When I am animated by this wish, I look with pleasure on my book,
however defective, and deliver it to the world with the spirit of
a man that has endeavoured well. That it will immediately become
popular I have not promised to myself: a few wild blunders, and
risible absurdities, from which no work of such multiplicity was
ever free, may for a time furnish folly with laughter, and harden
ignorance in contempt; but useful diligence will at last prevail,
and there never can be wanting some who distinguish desert; who
will consider that no dictionary of a living tongue ever can be
perfect, since while it is hastening to publication, some words are
budding, and some falling away; that a whole life cannot be spent
upon syntax and etymology, and that even a whole life would not be
sufficient; that he, whose design includes whatever language can
express, must often speak of what he does not understand; that
a writer will sometimes be hurried by eagerness to the end, and
sometimes faint with weariness under a task, which Scaliger compares
to the labours of the anvil and the mine; that what is obvious is
not always known, and what is known is not always present; that sudden
fits of inadvertency will surprize vigilance, slight avocations
will seduce attention, and casual eclipses of the mind will darken
learning; and that the writer shall often in vain trace his memory
at the moment of need, for that which yesterday he knew with intuitive
readiness, and which will come uncalled into his thoughts tomorrow.

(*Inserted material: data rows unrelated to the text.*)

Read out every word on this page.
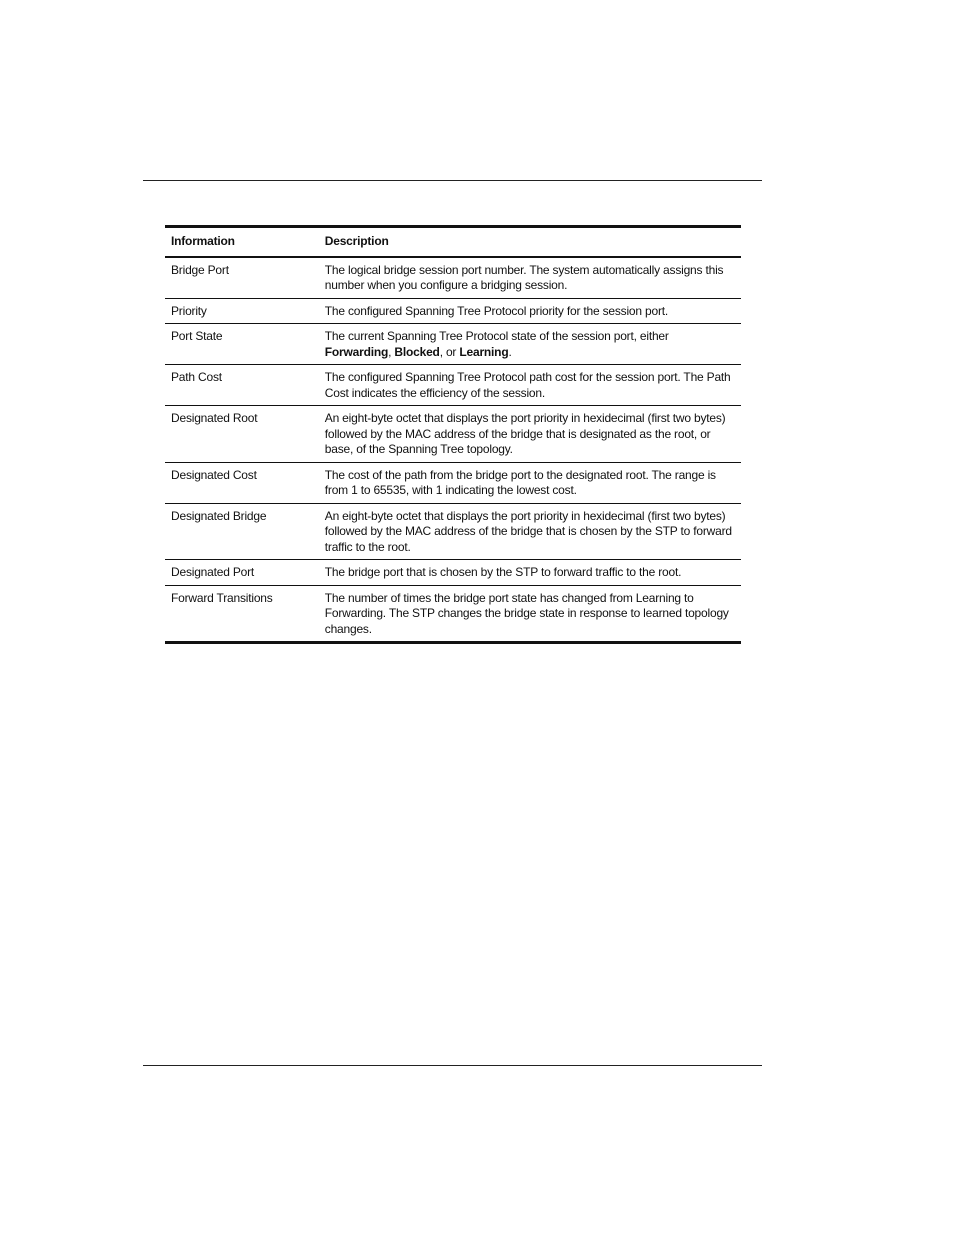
Information	Description
Bridge Port	The logical bridge session port number. The system automatically assigns this number when you configure a bridging session.
Priority	The configured Spanning Tree Protocol priority for the session port.
Port State	The current Spanning Tree Protocol state of the session port, either Forwarding, Blocked, or Learning.
Path Cost	The configured Spanning Tree Protocol path cost for the session port. The Path Cost indicates the efficiency of the session.
Designated Root	An eight-byte octet that displays the port priority in hexidecimal (first two bytes) followed by the MAC address of the bridge that is designated as the root, or base, of the Spanning Tree topology.
Designated Cost	The cost of the path from the bridge port to the designated root. The range is from 1 to 65535, with 1 indicating the lowest cost.
Designated Bridge	An eight-byte octet that displays the port priority in hexidecimal (first two bytes) followed by the MAC address of the bridge that is chosen by the STP to forward traffic to the root.
Designated Port	The bridge port that is chosen by the STP to forward traffic to the root.
Forward Transitions	The number of times the bridge port state has changed from Learning to Forwarding. The STP changes the bridge state in response to learned topology changes.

In this work, when it shall be found that much is omitted, let
it not be forgotten that much likewise is performed; and though
no book was ever spared out of tenderness to the authour, and the
world is little solicitous to know whence proceeded the faults of
that which it condemns; yet it may gratify curiosity to inform it,
that the English Dictionary was written with little assistance of
the learned, and without any patronage of the great; not in the
soft obscurities of retirement, or under the shelter of academick
bowers, but amidst inconvenience and distraction, in sickness and
in sorrow. It may repress the triumph of malignant criticism to
observe, that if our language is not here fully displayed, I have
only failed in an attempt which no human powers have hitherto
completed. If the lexicons of ancient tongues, now immutably fixed,
and comprised in a few volumes, be yet, after the toil of successive
ages, inadequate and delusive; if the aggregated knowledge, and
co-operating diligence of the Italian academicians, did not secure
them from the censure of Beni; if the embodied criticks of France,
when fifty years had been spent upon their work, were obliged to
change its oeconomy, and give their second edition another form,
I may surely be contented without the praise of perfection, which,
if I could obtain, in this gloom of solitude, what would it avail
me? I have protracted my work till most of those whom I wished to
please have sunk into the grave, and success and miscarriage are
empty sounds: I therefore dismiss it with frigid tranquillity,
having little to fear or hope from censure or from praise.